Great to see our app running as highly available service on ECS. Now let’s get rid of the infrastructure and run this as a Fargate service.

  1. Create Fargate infrastructure similar to Step 1 above (use tutorial for reference)

    $ export ECS_PROFILE=hitcounter_farg8
    $ ecs-cli configure --cluster hitcounter-farg8 --region us-east-1 --default-launch-type FARGATE --config-name hitcounter-farg8
    $ ecs-cli configure profile --access-key $AWS_ACCESS_KEY_ID --secret-key $AWS_SECRET_ACCESS_KEY --profile-name hitcounter-farg8
    $ ecs-cli configure default --config-name hitcounter-farg8
    $ ecs-cli up --keypair id_rsa --capability-iam --size 2 --instance-type t2.medium
  2. Let’s create a Fargate service using hitcounter-farg8-service.yml and ecs-parameters.yml

    $ ecs-cli compose --project-name hitcounter --file hitcounter-farg8-service.yml --ecs-params ecs-parameters.yml service up --create-log-groups
  3. Let’s make it HA service by attaching to the Load Balancer and configure scaling

    $ ecs-cli compose --project-name hitcounter --file hitcounter-farg8-service.yml --ecs-params ecs-parameters.yml service up --create-log-groups --target-group-arn <arn> --container-name web --container-port 80
    $ ecs-cli compose --project-name hitcounter --file hitcounter-farg8-service.yml --ecs-params ecs-parameters.yml service scale 2

Conclusion

This exercise demonstrates how to migrate an app that was developed on your local PC to a highly available service on ECS and then moving to Fargate.

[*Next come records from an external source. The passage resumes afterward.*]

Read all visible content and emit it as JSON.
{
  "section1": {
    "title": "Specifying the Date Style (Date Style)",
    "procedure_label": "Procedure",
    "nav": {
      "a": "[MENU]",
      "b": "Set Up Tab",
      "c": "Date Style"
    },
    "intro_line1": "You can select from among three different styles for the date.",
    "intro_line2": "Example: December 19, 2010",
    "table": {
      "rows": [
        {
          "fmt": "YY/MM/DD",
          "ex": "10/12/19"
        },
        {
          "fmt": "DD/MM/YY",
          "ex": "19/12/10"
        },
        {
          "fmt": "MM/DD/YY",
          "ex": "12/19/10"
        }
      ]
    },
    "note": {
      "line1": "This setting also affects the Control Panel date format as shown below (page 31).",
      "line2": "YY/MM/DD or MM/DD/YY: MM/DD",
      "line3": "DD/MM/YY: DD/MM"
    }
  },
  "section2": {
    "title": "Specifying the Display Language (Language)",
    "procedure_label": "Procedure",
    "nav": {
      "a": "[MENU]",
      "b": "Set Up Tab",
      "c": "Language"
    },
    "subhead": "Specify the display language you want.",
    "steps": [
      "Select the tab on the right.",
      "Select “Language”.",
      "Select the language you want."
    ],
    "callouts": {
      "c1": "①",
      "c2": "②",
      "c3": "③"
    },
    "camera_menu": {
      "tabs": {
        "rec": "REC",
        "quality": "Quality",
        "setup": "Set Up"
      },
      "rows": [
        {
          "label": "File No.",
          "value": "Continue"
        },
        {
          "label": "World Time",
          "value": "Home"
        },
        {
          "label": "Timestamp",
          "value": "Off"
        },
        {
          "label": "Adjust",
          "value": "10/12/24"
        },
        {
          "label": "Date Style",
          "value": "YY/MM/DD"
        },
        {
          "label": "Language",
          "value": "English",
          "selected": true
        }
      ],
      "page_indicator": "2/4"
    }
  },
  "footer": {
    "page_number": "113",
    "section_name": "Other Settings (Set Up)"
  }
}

To learn more about Amazon ECS, please visit https://aws.amazon.com/ecs/

Cleanup

  1. Here are cleanup steps for EC2 tasks. First scale the number of desired tasks to 0 and then delete the Service

    $ ecs-cli compose --project-name hitcounter --file hitcounter-service.yml service scale 0
    $ ecs-cli compose --project-name hitcounter --file hitcounter-service.yml service rm
  2. Cleanup steps for Fargate tasks.

    $ ecs-cli compose --project-name hitcounter --file hitcounter-farg8-service.yml service scale 0
    $ ecs-cli compose --project-name hitcounter --file hitcounter-farg8-service.yml service scale rm
  3. Delete Elasticache Redis Cluster

  4. Delete ELB and Target Groups

  5. Delete both ec2 and fargate clusters

    $ ecs-cli down --force

Troubleshooting

If you get an error on Step 2, make sure you have Docker for Mac or Windows installed and started on your PC

$ docker-compose up
ERROR: Couldn't connect to Docker daemon. You might need to start Docker for Mac.